Dono da Delta cita pagamentos de propina a Aloysio Nunes

Dono da Delta cita pagamentos de propina a Aloysio Nunes – Foto: Moreira Mariz/Agência Senado

Marconi Perillo (PSDB), governador de Goiás, e Sérgio Cabral (PMDB), ex-governador do Rio de Janeiro também teriam recebido propina.

Saiu no Estadão:


Proposta de delação da Delta cita PMDB e PSDB

O empresário Fernando Cavendish, dono da construtora Delta Engenharia, negocia um acordo de delação premiada no qual pretende detalhar supostos pagamentos de propinas a políticos do PMDB e do PSDB relacionados a obras nos governos de São Paulo, Rio e Goiás, além de estatais federais como o Departamento Nacional de Infraestrutura de Transportes (Dnit) e Petrobrás. O acordo de colaboração se dá no âmbito da Operação Saqueador, da qual o empresário foi alvo em junho deste ano.

Na proposta, em forma de anexos, entregue aos procuradores do Ministério Público Federal do Rio e à Procuradoria-Geral da República, Cavendish, ao tratar de São Paulo, cita pagamentos indevidos que seriam destinados ao senador Aloysio Nunes Ferreira (PSDB-SP), segundo fontes com acesso às negociações ouvidas pelo Estado.

A empreiteira integrou consórcio responsável por um dos lotes da obra de ampliação da Marginal Tietê, que foi alvo de denúncia do Ministério Público de São Paulo. A investigação apura o pagamento de um aditivo de R$ 71 milhões à Delta que teria sido repassado a empresas de fachada em nome do operador Adir Assad, alvo da Operação Lava Jato. Um dos responsáveis pela obra era o ex-diretor da Dersa Paulo Vieira Souza, afilhado político de Nunes Ferreira. À época da assinatura dos aditivos, Vieira Souza não era mais diretor da estatal paulista.

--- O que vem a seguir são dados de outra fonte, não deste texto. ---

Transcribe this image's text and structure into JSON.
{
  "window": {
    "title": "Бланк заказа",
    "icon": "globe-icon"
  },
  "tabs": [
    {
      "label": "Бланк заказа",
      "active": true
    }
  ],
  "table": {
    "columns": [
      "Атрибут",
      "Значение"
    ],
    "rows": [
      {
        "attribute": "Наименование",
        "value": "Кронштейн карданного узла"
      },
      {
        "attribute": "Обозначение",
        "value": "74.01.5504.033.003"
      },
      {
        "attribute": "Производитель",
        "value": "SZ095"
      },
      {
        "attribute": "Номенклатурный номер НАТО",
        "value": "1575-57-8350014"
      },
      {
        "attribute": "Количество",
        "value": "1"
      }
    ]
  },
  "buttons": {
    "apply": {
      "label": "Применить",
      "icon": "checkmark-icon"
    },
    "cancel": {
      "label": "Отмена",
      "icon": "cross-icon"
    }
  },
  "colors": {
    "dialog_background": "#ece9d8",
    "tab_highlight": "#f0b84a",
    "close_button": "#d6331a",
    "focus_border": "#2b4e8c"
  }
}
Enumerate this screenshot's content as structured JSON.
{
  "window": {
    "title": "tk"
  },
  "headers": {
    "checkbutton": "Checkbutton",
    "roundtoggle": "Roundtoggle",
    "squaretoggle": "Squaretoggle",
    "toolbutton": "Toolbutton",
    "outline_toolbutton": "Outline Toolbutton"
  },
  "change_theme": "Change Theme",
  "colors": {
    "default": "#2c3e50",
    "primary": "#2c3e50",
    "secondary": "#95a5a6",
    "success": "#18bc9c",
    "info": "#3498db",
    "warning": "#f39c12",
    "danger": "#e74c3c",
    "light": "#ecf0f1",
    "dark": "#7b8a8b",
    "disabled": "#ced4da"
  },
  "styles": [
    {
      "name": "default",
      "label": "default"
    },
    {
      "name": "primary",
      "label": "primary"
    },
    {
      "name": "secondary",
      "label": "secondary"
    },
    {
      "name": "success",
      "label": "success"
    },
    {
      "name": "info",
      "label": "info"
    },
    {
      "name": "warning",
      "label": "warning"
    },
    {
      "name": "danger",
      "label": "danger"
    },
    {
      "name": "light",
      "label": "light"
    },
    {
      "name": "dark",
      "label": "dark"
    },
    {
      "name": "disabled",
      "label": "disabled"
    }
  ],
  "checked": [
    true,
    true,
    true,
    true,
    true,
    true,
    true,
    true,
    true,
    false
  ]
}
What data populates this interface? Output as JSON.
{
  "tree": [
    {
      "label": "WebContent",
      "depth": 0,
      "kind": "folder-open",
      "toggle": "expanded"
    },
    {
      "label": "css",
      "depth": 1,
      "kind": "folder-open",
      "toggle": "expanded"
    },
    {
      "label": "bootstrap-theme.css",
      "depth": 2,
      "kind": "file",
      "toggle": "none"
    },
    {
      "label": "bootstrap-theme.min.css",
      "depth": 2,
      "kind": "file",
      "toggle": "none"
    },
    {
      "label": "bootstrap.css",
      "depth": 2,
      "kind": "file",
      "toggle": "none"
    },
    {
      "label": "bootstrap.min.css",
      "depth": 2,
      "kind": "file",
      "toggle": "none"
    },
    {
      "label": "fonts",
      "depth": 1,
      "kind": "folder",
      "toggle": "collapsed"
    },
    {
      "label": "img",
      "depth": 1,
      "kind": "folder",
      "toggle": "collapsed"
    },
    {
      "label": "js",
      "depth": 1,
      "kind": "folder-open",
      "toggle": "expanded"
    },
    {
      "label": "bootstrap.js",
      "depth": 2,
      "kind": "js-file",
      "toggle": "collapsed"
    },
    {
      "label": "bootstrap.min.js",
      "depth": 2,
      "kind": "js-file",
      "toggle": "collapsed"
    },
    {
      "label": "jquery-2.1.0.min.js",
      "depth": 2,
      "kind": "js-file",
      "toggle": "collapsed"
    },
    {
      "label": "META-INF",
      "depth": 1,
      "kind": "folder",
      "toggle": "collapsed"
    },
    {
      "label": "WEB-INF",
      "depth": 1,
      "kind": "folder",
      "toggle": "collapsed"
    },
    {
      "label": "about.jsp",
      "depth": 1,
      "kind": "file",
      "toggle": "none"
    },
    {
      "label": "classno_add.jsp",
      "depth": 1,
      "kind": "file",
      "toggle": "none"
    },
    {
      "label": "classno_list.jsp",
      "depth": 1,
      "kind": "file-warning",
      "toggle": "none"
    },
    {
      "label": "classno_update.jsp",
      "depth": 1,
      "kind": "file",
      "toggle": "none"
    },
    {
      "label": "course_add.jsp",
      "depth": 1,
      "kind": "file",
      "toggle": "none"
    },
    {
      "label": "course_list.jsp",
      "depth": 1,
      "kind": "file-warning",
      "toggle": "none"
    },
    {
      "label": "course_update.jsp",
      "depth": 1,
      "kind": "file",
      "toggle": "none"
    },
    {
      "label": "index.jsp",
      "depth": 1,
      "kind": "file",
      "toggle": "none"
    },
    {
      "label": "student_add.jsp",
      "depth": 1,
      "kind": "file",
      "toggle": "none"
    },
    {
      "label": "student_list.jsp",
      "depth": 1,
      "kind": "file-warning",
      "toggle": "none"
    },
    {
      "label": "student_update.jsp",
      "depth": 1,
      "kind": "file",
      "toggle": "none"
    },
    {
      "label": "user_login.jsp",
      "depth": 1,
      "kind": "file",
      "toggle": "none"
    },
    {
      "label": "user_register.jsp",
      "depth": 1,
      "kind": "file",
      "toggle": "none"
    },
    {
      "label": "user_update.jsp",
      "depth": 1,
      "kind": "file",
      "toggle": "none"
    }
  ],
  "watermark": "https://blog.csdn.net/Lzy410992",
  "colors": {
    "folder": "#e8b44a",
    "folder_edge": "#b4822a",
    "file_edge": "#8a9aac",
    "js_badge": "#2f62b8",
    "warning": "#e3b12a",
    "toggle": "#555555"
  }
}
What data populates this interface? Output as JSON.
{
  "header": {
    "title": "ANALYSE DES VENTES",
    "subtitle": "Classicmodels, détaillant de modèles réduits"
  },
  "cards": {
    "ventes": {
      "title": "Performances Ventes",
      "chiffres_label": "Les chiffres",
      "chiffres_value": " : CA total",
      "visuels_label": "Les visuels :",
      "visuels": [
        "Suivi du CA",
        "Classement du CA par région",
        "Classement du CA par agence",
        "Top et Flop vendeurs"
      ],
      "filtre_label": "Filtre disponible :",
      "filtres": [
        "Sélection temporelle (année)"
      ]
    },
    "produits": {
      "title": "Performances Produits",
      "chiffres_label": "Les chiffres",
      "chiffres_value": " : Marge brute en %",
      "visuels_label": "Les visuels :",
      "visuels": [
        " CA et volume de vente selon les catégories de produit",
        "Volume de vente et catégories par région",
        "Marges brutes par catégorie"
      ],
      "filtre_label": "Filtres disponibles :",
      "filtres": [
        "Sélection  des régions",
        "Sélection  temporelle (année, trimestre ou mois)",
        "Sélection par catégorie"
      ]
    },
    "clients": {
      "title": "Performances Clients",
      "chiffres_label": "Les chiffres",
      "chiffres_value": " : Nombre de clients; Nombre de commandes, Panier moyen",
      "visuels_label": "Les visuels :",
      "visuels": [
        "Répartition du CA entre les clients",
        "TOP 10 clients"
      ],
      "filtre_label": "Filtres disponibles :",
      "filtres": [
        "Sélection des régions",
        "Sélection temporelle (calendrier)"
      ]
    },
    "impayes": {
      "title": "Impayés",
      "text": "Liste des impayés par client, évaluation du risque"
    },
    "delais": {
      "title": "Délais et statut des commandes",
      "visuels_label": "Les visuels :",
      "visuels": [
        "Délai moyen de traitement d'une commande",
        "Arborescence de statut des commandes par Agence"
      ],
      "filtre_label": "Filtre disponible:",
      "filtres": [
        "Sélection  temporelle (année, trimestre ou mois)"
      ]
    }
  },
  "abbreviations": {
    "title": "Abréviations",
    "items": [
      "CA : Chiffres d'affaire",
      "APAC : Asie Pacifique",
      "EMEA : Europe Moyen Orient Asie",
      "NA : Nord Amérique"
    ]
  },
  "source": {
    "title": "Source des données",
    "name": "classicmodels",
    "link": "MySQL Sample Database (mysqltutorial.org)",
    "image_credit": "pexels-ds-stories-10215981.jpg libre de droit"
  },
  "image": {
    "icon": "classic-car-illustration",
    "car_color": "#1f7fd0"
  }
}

A obra, realizada entre 2009 e 2011, foi resultado de um convênio firmado entre o governo de São Paulo, à época comandado pelo atual ministro das Relações Exteriores, José Serra (PSDB), e a gestão municipal de Gilberto Kassab (PSD). A Delta recebeu ao todo R$ 360 milhões para a execução do lote 2, com abertura de vias da Ponte das Bandeiras, no centro, até a Rua Ulisses Cruz, próxima ao Parque do Piqueri, na zona leste.

Maracanã

No anexo sobre o Rio, segundo apontam fontes ouvidas pelo Estado, Cavendish detalha sua relação com o ex-governador do Estado Sérgio Cabral (PMDB) e desvios praticados para obter contratos de obras, como a reforma do Estádio do Maracanã, do Parque Aquático Maria Lenk, na Barra da Tijuca, realizado com dispensa de licitação, e da transposição do Rio Turvo. À época da Operação Monte Carlo, quando surgiram pela primeira vez as suspeitas sobre a relação de Cavendish e Cabral, o ex-governador Anthony Garotinho chegou publicar fotos do empresário, do ex-governador e integrantes do governo carioca em momentos de descontração em Paris e Mônaco.